Les Kivus : retour à la case départ

Kinshasa/Bruxelles | 4 oct. 2012

La région des Kivus dans l’Est congolais connait une nouvelle recrudescence de la violence, notamment du fait d’une force rebelle soutenue par le Rwanda voisin. Afin de mettre fin au cycle de rébellions et d’éviter des massacres à grande échelle, les bailleurs occidentaux et les médiateurs africains doivent passer de la gestion de crise à la résolution de conflit en exerçant les pressions nécessaires sur Kigali et Kinshasa.

L’Est du Congo : pourquoi la stabilisation a échoué, le dernier briefing de l’International Crisis Group, analyse le conflit né de la mutinerie de Bosco Ntaganda en avril 2012 et de la création du Mouvement du 23 mars (M23). Malgré une apparence de nouveauté, les problèmes d’aujourd’hui sont en fait les problèmes d’hier car les accords de paix antérieurs n’ont jamais été véritablement mis en œuvre. Pour résoudre ce conflit vieux de deux décennies, les donateurs doivent tirer les enseignements de leurs erreurs passées.

« Les Kivus n’ont pas besoin d’une nouvelle approche stratégique.
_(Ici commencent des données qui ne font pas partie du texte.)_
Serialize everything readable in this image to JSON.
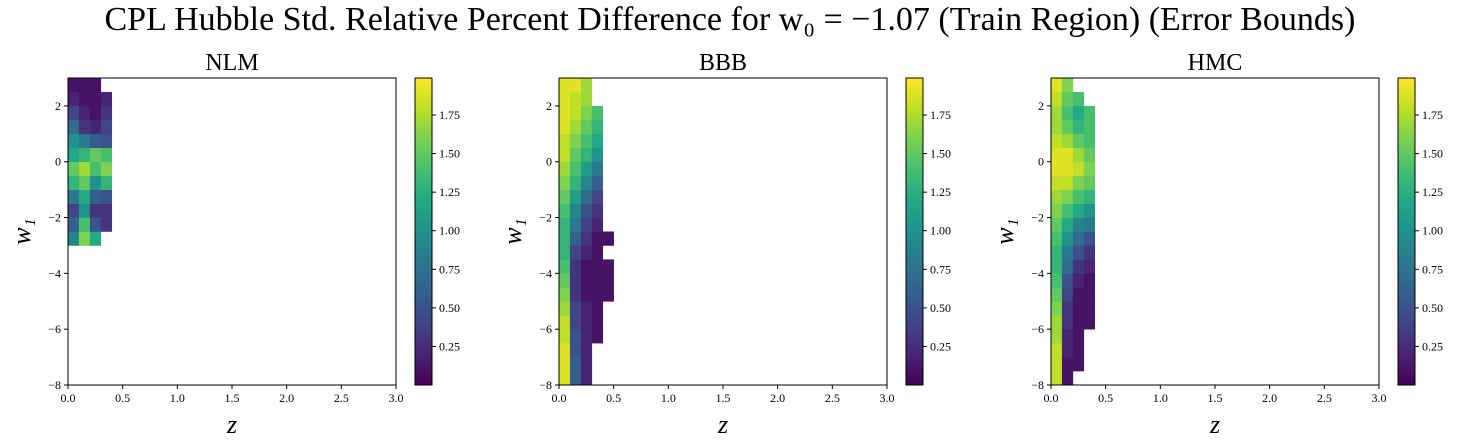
{
  "suptitle": "CPL Hubble Std. Relative Percent Difference for w₀ = −1.07 (Train Region) (Error Bounds)",
  "chart_data": [
    {
      "type": "heatmap",
      "title": "NLM",
      "xlabel": "z",
      "ylabel": "w₁",
      "colormap": "viridis",
      "xlim": [
        0,
        3
      ],
      "ylim": [
        -8,
        3
      ],
      "xticks": [
        {
          "value": 0,
          "label": "0.0"
        },
        0.5,
        {
          "value": 1,
          "label": "1.0"
        },
        1.5,
        {
          "value": 2,
          "label": "2.0"
        },
        2.5,
        {
          "value": 3,
          "label": "3.0"
        }
      ],
      "yticks": [
        {
          "value": -8,
          "label": "−8"
        },
        {
          "value": -6,
          "label": "−6"
        },
        {
          "value": -4,
          "label": "−4"
        },
        {
          "value": -2,
          "label": "−2"
        },
        0,
        2
      ],
      "x_edges": [
        0,
        0.1,
        0.2,
        0.3,
        0.4,
        0.5
      ],
      "y_edges": [
        -8,
        -7.5,
        -7,
        -6.5,
        -6,
        -5.5,
        -5,
        -4.5,
        -4,
        -3.5,
        -3,
        -2.5,
        -2,
        -1.5,
        -1,
        -0.5,
        0,
        0.5,
        1,
        1.5,
        2,
        2.5,
        3
      ],
      "values": [
        [
          null,
          null,
          null,
          null,
          null
        ],
        [
          null,
          null,
          null,
          null,
          null
        ],
        [
          null,
          null,
          null,
          null,
          null
        ],
        [
          null,
          null,
          null,
          null,
          null
        ],
        [
          null,
          null,
          null,
          null,
          null
        ],
        [
          null,
          null,
          null,
          null,
          null
        ],
        [
          null,
          null,
          null,
          null,
          null
        ],
        [
          null,
          null,
          null,
          null,
          null
        ],
        [
          null,
          null,
          null,
          null,
          null
        ],
        [
          null,
          null,
          null,
          null,
          null
        ],
        [
          0.9,
          1.6,
          1.2,
          null,
          null
        ],
        [
          0.6,
          1.4,
          0.5,
          0.3,
          null
        ],
        [
          0.4,
          1.0,
          0.3,
          0.3,
          null
        ],
        [
          0.8,
          1.2,
          0.6,
          0.5,
          null
        ],
        [
          1.3,
          1.5,
          1.0,
          1.3,
          null
        ],
        [
          1.5,
          1.7,
          1.4,
          1.6,
          null
        ],
        [
          1.2,
          1.3,
          1.5,
          1.4,
          null
        ],
        [
          1.0,
          0.8,
          0.6,
          0.5,
          null
        ],
        [
          0.7,
          0.3,
          0.2,
          0.4,
          null
        ],
        [
          0.4,
          0.2,
          0.1,
          0.3,
          null
        ],
        [
          0.2,
          0.1,
          0.1,
          0.2,
          null
        ],
        [
          0.1,
          0.1,
          0.1,
          null,
          null
        ]
      ],
      "clim": [
        0,
        1.99
      ],
      "cticks": [
        0.25,
        {
          "value": 0.5,
          "label": "0.50"
        },
        0.75,
        {
          "value": 1,
          "label": "1.00"
        },
        1.25,
        {
          "value": 1.5,
          "label": "1.50"
        },
        1.75
      ]
    },
    {
      "type": "heatmap",
      "title": "BBB",
      "xlabel": "z",
      "ylabel": "w₁",
      "colormap": "viridis",
      "xlim": [
        0,
        3
      ],
      "ylim": [
        -8,
        3
      ],
      "xticks": [
        {
          "value": 0,
          "label": "0.0"
        },
        0.5,
        {
          "value": 1,
          "label": "1.0"
        },
        1.5,
        {
          "value": 2,
          "label": "2.0"
        },
        2.5,
        {
          "value": 3,
          "label": "3.0"
        }
      ],
      "yticks": [
        {
          "value": -8,
          "label": "−8"
        },
        {
          "value": -6,
          "label": "−6"
        },
        {
          "value": -4,
          "label": "−4"
        },
        {
          "value": -2,
          "label": "−2"
        },
        0,
        2
      ],
      "x_edges": [
        0,
        0.1,
        0.2,
        0.3,
        0.4,
        0.5
      ],
      "y_edges": [
        -8,
        -7.5,
        -7,
        -6.5,
        -6,
        -5.5,
        -5,
        -4.5,
        -4,
        -3.5,
        -3,
        -2.5,
        -2,
        -1.5,
        -1,
        -0.5,
        0,
        0.5,
        1,
        1.5,
        2,
        2.5,
        3
      ],
      "values": [
        [
          1.9,
          0.6,
          0.2,
          null,
          null
        ],
        [
          1.9,
          0.6,
          0.2,
          null,
          null
        ],
        [
          1.9,
          0.5,
          0.2,
          null,
          null
        ],
        [
          1.8,
          0.5,
          0.2,
          0.1,
          null
        ],
        [
          1.8,
          0.4,
          0.2,
          0.1,
          null
        ],
        [
          1.7,
          0.4,
          0.2,
          0.1,
          null
        ],
        [
          1.6,
          0.3,
          0.1,
          0.1,
          0.1
        ],
        [
          1.5,
          0.3,
          0.1,
          0.1,
          0.1
        ],
        [
          1.4,
          0.3,
          0.1,
          0.1,
          0.1
        ],
        [
          1.3,
          0.4,
          0.2,
          0.1,
          null
        ],
        [
          1.3,
          0.6,
          0.3,
          0.1,
          0.1
        ],
        [
          1.3,
          0.8,
          0.4,
          0.2,
          null
        ],
        [
          1.4,
          0.9,
          0.5,
          0.3,
          null
        ],
        [
          1.5,
          1.1,
          0.7,
          0.4,
          null
        ],
        [
          1.6,
          1.3,
          0.9,
          0.6,
          null
        ],
        [
          1.7,
          1.4,
          1.1,
          0.8,
          null
        ],
        [
          1.8,
          1.5,
          1.3,
          1.0,
          null
        ],
        [
          1.8,
          1.6,
          1.4,
          1.2,
          null
        ],
        [
          1.9,
          1.7,
          1.5,
          1.3,
          null
        ],
        [
          1.9,
          1.8,
          1.6,
          1.4,
          null
        ],
        [
          1.9,
          1.8,
          1.7,
          null,
          null
        ],
        [
          1.9,
          1.9,
          1.7,
          null,
          null
        ]
      ],
      "clim": [
        0,
        1.99
      ],
      "cticks": [
        0.25,
        {
          "value": 0.5,
          "label": "0.50"
        },
        0.75,
        {
          "value": 1,
          "label": "1.00"
        },
        1.25,
        {
          "value": 1.5,
          "label": "1.50"
        },
        1.75
      ]
    },
    {
      "type": "heatmap",
      "title": "HMC",
      "xlabel": "z",
      "ylabel": "w₁",
      "colormap": "viridis",
      "xlim": [
        0,
        3
      ],
      "ylim": [
        -8,
        3
      ],
      "xticks": [
        {
          "value": 0,
          "label": "0.0"
        },
        0.5,
        {
          "value": 1,
          "label": "1.0"
        },
        1.5,
        {
          "value": 2,
          "label": "2.0"
        },
        2.5,
        {
          "value": 3,
          "label": "3.0"
        }
      ],
      "yticks": [
        {
          "value": -8,
          "label": "−8"
        },
        {
          "value": -6,
          "label": "−6"
        },
        {
          "value": -4,
          "label": "−4"
        },
        {
          "value": -2,
          "label": "−2"
        },
        0,
        2
      ],
      "x_edges": [
        0,
        0.1,
        0.2,
        0.3,
        0.4,
        0.5
      ],
      "y_edges": [
        -8,
        -7.5,
        -7,
        -6.5,
        -6,
        -5.5,
        -5,
        -4.5,
        -4,
        -3.5,
        -3,
        -2.5,
        -2,
        -1.5,
        -1,
        -0.5,
        0,
        0.5,
        1,
        1.5,
        2,
        2.5,
        3
      ],
      "values": [
        [
          1.8,
          0.1,
          null,
          null,
          null
        ],
        [
          1.8,
          0.1,
          0.1,
          null,
          null
        ],
        [
          1.8,
          0.2,
          0.1,
          null,
          null
        ],
        [
          1.7,
          0.2,
          0.1,
          null,
          null
        ],
        [
          1.7,
          0.3,
          0.1,
          0.1,
          null
        ],
        [
          1.6,
          0.3,
          0.1,
          0.1,
          null
        ],
        [
          1.5,
          0.4,
          0.1,
          0.1,
          null
        ],
        [
          1.4,
          0.5,
          0.2,
          0.1,
          null
        ],
        [
          1.3,
          0.7,
          0.3,
          0.2,
          null
        ],
        [
          1.3,
          0.8,
          0.5,
          0.3,
          null
        ],
        [
          1.4,
          1.0,
          0.7,
          0.5,
          null
        ],
        [
          1.5,
          1.2,
          0.9,
          0.8,
          null
        ],
        [
          1.6,
          1.4,
          1.2,
          1.0,
          null
        ],
        [
          1.7,
          1.6,
          1.4,
          1.3,
          null
        ],
        [
          1.8,
          1.8,
          1.6,
          1.5,
          null
        ],
        [
          1.9,
          1.9,
          1.8,
          1.6,
          null
        ],
        [
          1.9,
          1.9,
          1.7,
          1.5,
          null
        ],
        [
          1.8,
          1.7,
          1.5,
          1.4,
          null
        ],
        [
          1.7,
          1.5,
          1.3,
          1.4,
          null
        ],
        [
          1.7,
          1.4,
          1.2,
          1.4,
          null
        ],
        [
          1.8,
          1.5,
          1.4,
          null,
          null
        ],
        [
          1.9,
          1.6,
          null,
          null,
          null
        ]
      ],
      "clim": [
        0,
        1.99
      ],
      "cticks": [
        0.25,
        {
          "value": 0.5,
          "label": "0.50"
        },
        0.75,
        {
          "value": 1,
          "label": "1.00"
        },
        1.25,
        {
          "value": 1.5,
          "label": "1.50"
        },
        1.75
      ]
    }
  ]
}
Ils ont besoin que les accords de paix et les programmes de stabilisation cessent d’être des promesses sans lendemain », explique Marc-André Lagrange, analyste principal de Crisis Group pour le projet Afrique centrale. « Mais cela nécessite de la part des donateurs une pression explicite et coordonnée sur les régimes rwandais et congolais ».

Suite à l’accord du 23 mars 2009 entre le gouvernement et le CNDP (Congrès national pour la défense du peuple), lequel était soutenu par le Rwanda, les autorités congolaises ont prétendu intégrer le CNDP dans les institutions politiques pendant que le groupe rebelle prétendait intégrer l’armée congolaise. Mais l’artifice n’a pas duré longtemps. En l’absence d’une véritable réforme de l’armée congolaise, la pression militaire sur les groupes armés n’a eu qu’un effet temporaire. Qui plus est, la reconstruction post-conflit n’a pas été accompagnée des essentielles réformes de gouvernance et d’un réel dialogue politique. La reprise de la violence n’était qu’une question de temps.

A l’instar des précédentes rébellions, le M23 a créé sa propre administration territoriale et son système de financement dans une partie du Nord Kivu. Profitant du vide sécuritaire, les groupes Maï-Maï prolifèrent dans les zones rurales et commettent des exactions qui exacerbent les tensions interethniques.

A court terme, il est urgent d’établir un cessez-le-feu entre l’armée congolaise et le M23, sous la supervision de l’ONU. Par ailleurs, les accords de 2009 doivent être évalués conjointement dans le cadre du comité de suivi international prévu à cet effet. Cette évaluation devrait servir de base pour la reprise du dialogue entre le gouvernement et le CNDP.

L’aide internationale au Rwanda devrait être suspendue tant que son ingérence dans les affaires congolaises n’aura pas cessé. Les donateurs doivent aussi dire clairement au gouvernement congolais que tout financement pour la stabilisation et le soutien institutionnel dépendra de l’ouverture d’un réel dialogue politique et de l’amélioration de la gouvernance de l’administration et de l’armée.

« Il est urgent de poursuivre les criminels de guerre, de mettre en œuvre les réformes de gouvernance, d’ouvrir un espace politique pour les acteurs légitimes et de mettre fin aux ingérences étrangères dans les affaires congolaises », affirme Thierry Vircoulon, directeur du projet Afrique centrale de Crisis Group. « Cela requiert une réelle volonté politique de la part de ceux qui paient les factures des régimes congolais et rwandais ».